Si l’explorateur portugais Fernand de Magellan vivait encore, il pâlirait de jalousie devant les prouesses d’explorateur du monde réalisées par le despote gabonais. Celui-ci parcourt régulièrement la planète, à la recherche d’on ne sait quoi. Samedi dernier, le globe-trotter s’est envolé pour Abus Dhabi, la capitale des Emirats arabes unis, faisant ainsi son centième voyage dans le monde en trois ans.

Jonas MOULENDA 

DÉCIDÉMENT, Ali Bongo n’a pas l’intention de mettre fin à ses folies dispendieuses, qui ont considérablement ruiné le pays. Samedi dernier, le despote s’est discrètement envolé pour Abu Dhabi, la capitale des Emirats arabes unis, à bord du Boeing 737-700 immatriculé P4-BBJ de la présidence de la République.

Selon une source proche du protocole d’Etat, le tyran s’y serait rendu avec un cercle fermé de collaborateurs pour y assister à la finale de la formule 1 et s’accorder un moment de détente. D’après la source, ce déplacement n’a pas été annoncé par les médias d’Etat pour ne pas susciter des critiques acerbes de la part de l’opposition et de la société civile, déjà agacées par le train de vie dispendieux du tyran.

Les voyages à l’étranger constituent le passe-temps favori de ce dernier. A en croire un agent de l’agence de la sécurité et de navigation aérienne (Asecna), le déplacement d’Ali Bongo aux Emirats arabes unis est son 100è voyage dans le monde depuis avril 2015. « Pour échapper aux critiques de l’opinion, il part discrètement. Quand il revient, il ne passe pas par le salon d’honneur. Il emprunte le parking de la garde républicaine », explique la source, précisant que le dictateur change désormais d’avion pour échapper aux critiques des activistes qui suivent régulièrement ses mouvements.

Ce qu’il ignore, c’est que ces derniers en sont suffisamment renseignés. Pour savoir que c’est le dirigeant gabonais qui se déplace à bord d’un avion, ils cherchent le cherche l’indication « Gabon 01 » sur les données de navigation aérienne. C’est d’ailleurs ce qui a permis de découvrir que le Boeing 737-700, qui a traversé le Soudan du Sud, le Soudan et l’Arabie Saoudite transportait Ali Bongo en partance pour les Abu Dhabi.

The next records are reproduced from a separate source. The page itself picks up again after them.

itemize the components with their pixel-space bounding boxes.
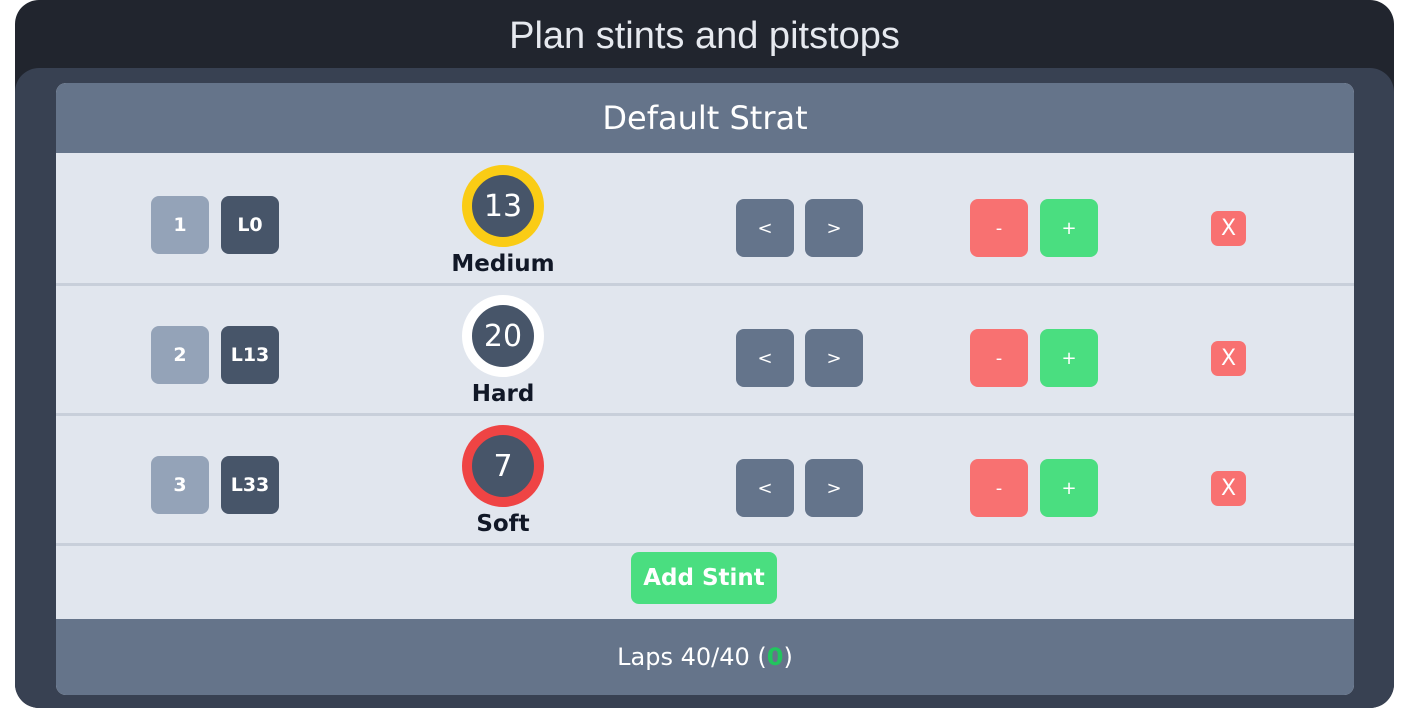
tyre-compound-name: Soft — [476, 511, 530, 537]
add-stint-button[interactable]: Add Stint — [631, 552, 777, 604]
strategy-card: Default Strat 1 L0 13 Medium < > - + X 2… — [56, 83, 1354, 695]
tyre-life: 7 — [493, 448, 513, 484]
tyre: 13 Medium — [446, 165, 560, 277]
tyre-compound-name: Medium — [451, 251, 555, 277]
stint-start-lap: L13 — [221, 326, 279, 384]
previous-compound-button[interactable]: < — [736, 459, 794, 517]
app-window: Plan stints and pitstops Default Strat 1… — [15, 0, 1394, 708]
tyre: 20 Hard — [446, 295, 560, 407]
stint-number: 1 — [151, 196, 209, 254]
tyre: 7 Soft — [446, 425, 560, 537]
increase-laps-button[interactable]: + — [1040, 329, 1098, 387]
previous-compound-button[interactable]: < — [736, 329, 794, 387]
stint-list: 1 L0 13 Medium < > - + X 2 L13 20 Hard <… — [56, 153, 1354, 546]
next-compound-button[interactable]: > — [805, 329, 863, 387]
stint-row: 1 L0 13 Medium < > - + X — [56, 153, 1354, 286]
delete-stint-button[interactable]: X — [1211, 211, 1246, 246]
laps-summary-prefix: Laps 40/40 ( — [617, 643, 767, 671]
app-title: Plan stints and pitstops — [509, 15, 900, 57]
decrease-laps-button[interactable]: - — [970, 459, 1028, 517]
decrease-laps-button[interactable]: - — [970, 329, 1028, 387]
previous-compound-button[interactable]: < — [736, 199, 794, 257]
tyre-compound-ring: 13 — [462, 165, 544, 247]
next-compound-button[interactable]: > — [805, 199, 863, 257]
laps-summary: Laps 40/40 (0) — [56, 619, 1354, 695]
strategy-name: Default Strat — [56, 83, 1354, 153]
add-stint-area: Add Stint — [56, 546, 1354, 614]
delete-stint-button[interactable]: X — [1211, 471, 1246, 506]
decrease-laps-button[interactable]: - — [970, 199, 1028, 257]
stint-row: 3 L33 7 Soft < > - + X — [56, 416, 1354, 546]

GRAND GACHIS FINANCIER. D’après nos informations, les distances parcourues par Ali Bongo depuis 2015 sont de l’ordre de 619.927 kilomètres, soit 15 fois le tour de la terre. A en juger par la distance parcourue, le despote gabonais aura été sans nul doute le dirigeant d’Afrique centrale qui a le plus voyagé à travers la planète. Là où le bât blesse c’est que ces voyages ont coûté plus qu’ils n’en ont rapporté dans les caisses de l’Etat. Le dictateur prétend que c’est pour rencontrer les investisseurs qu’il voyage régulièrement dans le monde entier.

Or, la plupart de ses voyages n’ont aucun caractère officiel. Le déplacement qu’il a entrepris samedi aux Emirats arabes unis, par exemple, n’est qu’un voyage d’apparat et de ‘’groove.’’ D’après un de ses conseillers, il s’y est rendu pour assister à la finale de la dernière course de la saison 2017 de Formule 1, disputée sur le circuit de Yas Marina et remportée par le Finlandais Valtteri Bottas partira (Mercedes). Aucun Gabonais n’était engagé dans cette compétition pour justifier la présente d’Ali Bongo en guise de soutien.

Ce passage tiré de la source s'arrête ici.